Question

The bond dissociation energies of X₂ , Y₂ and XY are in the ratio of 1 : 0·5 : 1. ΔH for the formation of XY is – 200 kJ mol^–1 . The bond dissociation energy of X₂ will be

• A. 200 kJ mol^–1
• B. 800 kJ mol^–1
• C. 100 kJ mol^–1
• D. 400 kJ mol^–1

Answer 1

The Correct Option is B

The given problem involves understanding the bond dissociation energies and calculating the energy based on the given reaction enthalpy. We have the dissociation energies of X₂, Y₂, and XY in the ratio 1 : 0.5 : 1. Additionally, the enthalpy change for the formation of XY (\( \Delta H \)) is given as \( -200 \,\text{kJ mol}^{-1} \). We need to find out the bond dissociation energy of X₂.

Let's denote the bond dissociation energies of X₂, Y₂, and XY as D_X-X, D_Y-Y, and D_X-Y respectively. According to the ratio given, we have:

• D_X-X : D_Y-Y : D_X-Y = 1 : 0.5 : 1

Assume D_X-X = \( x \) \( \text{kJ mol}^{-1} \).
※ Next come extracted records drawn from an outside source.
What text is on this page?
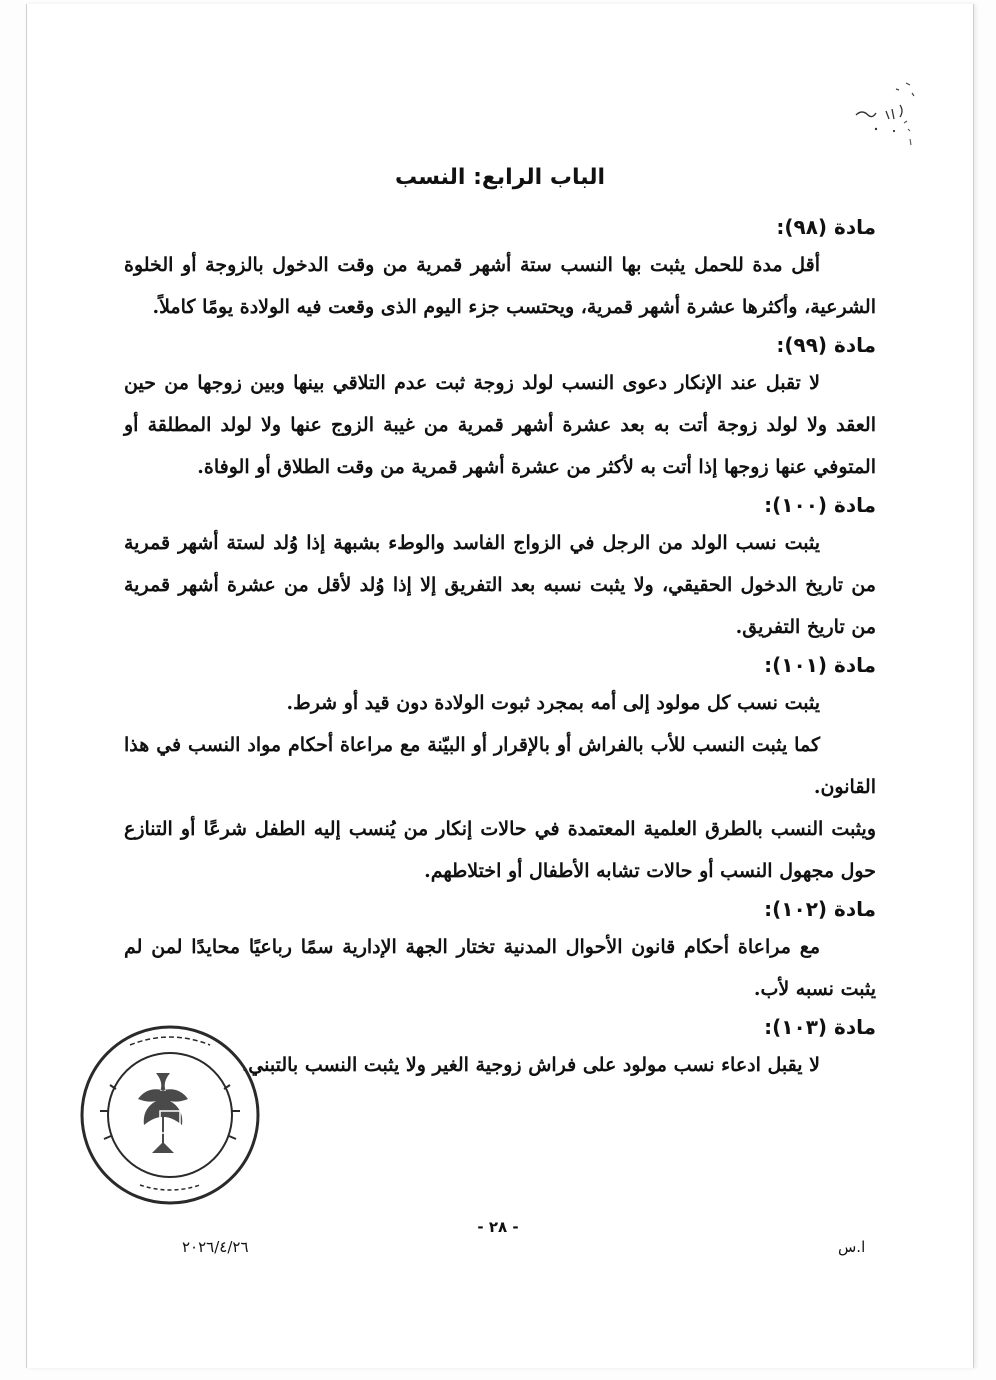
الباب الرابع: النسب
مادة (٩٨):

أقل مدة للحمل يثبت بها النسب ستة أشهر قمرية من وقت الدخول بالزوجة أو الخلوة الشرعية، وأكثرها عشرة أشهر قمرية، ويحتسب جزء اليوم الذى وقعت فيه الولادة يومًا كاملاً.

مادة (٩٩):

لا تقبل عند الإنكار دعوى النسب لولد زوجة ثبت عدم التلاقي بينها وبين زوجها من حين العقد ولا لولد زوجة أتت به بعد عشرة أشهر قمرية من غيبة الزوج عنها ولا لولد المطلقة أو المتوفي عنها زوجها إذا أتت به لأكثر من عشرة أشهر قمرية من وقت الطلاق أو الوفاة.

مادة (١٠٠):

يثبت نسب الولد من الرجل في الزواج الفاسد والوطء بشبهة إذا وُلد لستة أشهر قمرية من تاريخ الدخول الحقيقي، ولا يثبت نسبه بعد التفريق إلا إذا وُلد لأقل من عشرة أشهر قمرية من تاريخ التفريق.

مادة (١٠١):

يثبت نسب كل مولود إلى أمه بمجرد ثبوت الولادة دون قيد أو شرط.

كما يثبت النسب للأب بالفراش أو بالإقرار أو البيّنة مع مراعاة أحكام مواد النسب في هذا القانون.

ويثبت النسب بالطرق العلمية المعتمدة في حالات إنكار من يُنسب إليه الطفل شرعًا أو التنازع حول مجهول النسب أو حالات تشابه الأطفال أو اختلاطهم.

مادة (١٠٢):

مع مراعاة أحكام قانون الأحوال المدنية تختار الجهة الإدارية سمًا رباعيًا محايدًا لمن لم يثبت نسبه لأب.

مادة (١٠٣):

لا يقبل ادعاء نسب مولود على فراش زوجية الغير ولا يثبت النسب بالتبني.

- ٢٨ -
ا.س
٢٠٢٦/٤/٢٦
Then, according to the ratio:

• D_Y-Y = \( 0.5x \)
• D_X-Y = \( x \)

The reaction for the formation of XY can be written as:

\( \mathrm{X_2 + Y_2 \rightarrow 2XY} \)

The enthalpy change (\( \Delta H \)) for this reaction is given as the difference between the energy required to break the bonds and the energy released by the formation of bonds:

\( \Delta H = [D_{X-X} + D_{Y-Y}] - 2D_{X-Y} \)
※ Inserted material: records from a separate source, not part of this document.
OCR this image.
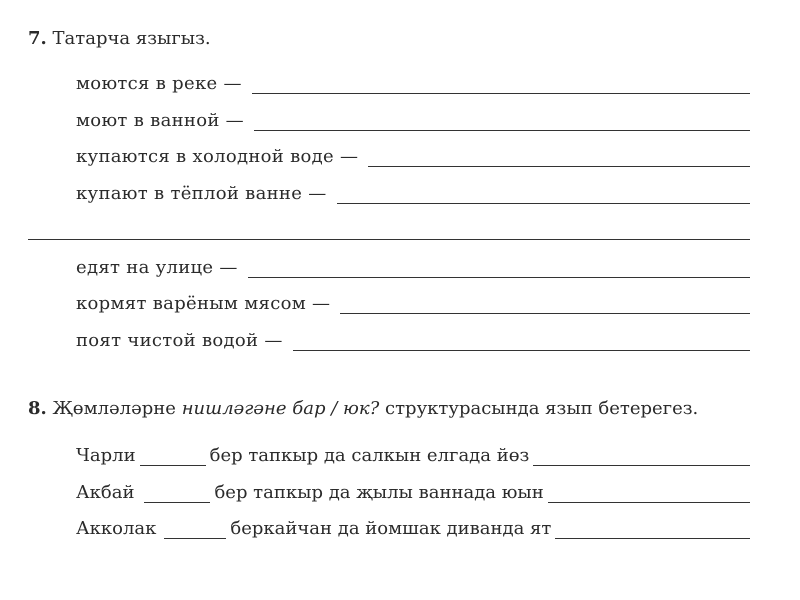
7. Татарча языгыз.
моются в реке —
моют в ванной —
купаются в холодной воде —
купают в тёплой ванне —
едят на улице —
кормят варёным мясом —
поят чистой водой —
8. Җөмләләрне нишләгәне бар / юк? структурасында язып бетерегез.
Чарли	бер тапкыр да салкын елгада йөз
Акбай	бер тапкыр да җылы ваннада юын
Акколак	беркайчан да йомшак диванда ят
Substituting the given values and \( \Delta H = -200 \,\text{kJ mol}^{-1} \), we get:

\( x + 0.5x - 2x = -200 \)

This equation simplifies to:

\( 1.5x - 2x = -200 \)

Which further simplifies to:

\( -0.5x = -200 \)

Solving this equation, we find:

\( x = 400 \,\text{kJ mol}^{-1} \)

Thus, the bond dissociation energy of X₂ (\( D_{X-X} \)) is:

\( 400 \,\text{kJ mol}^{-1} \)

Therefore, the correct answer is 400 kJ mol^-1.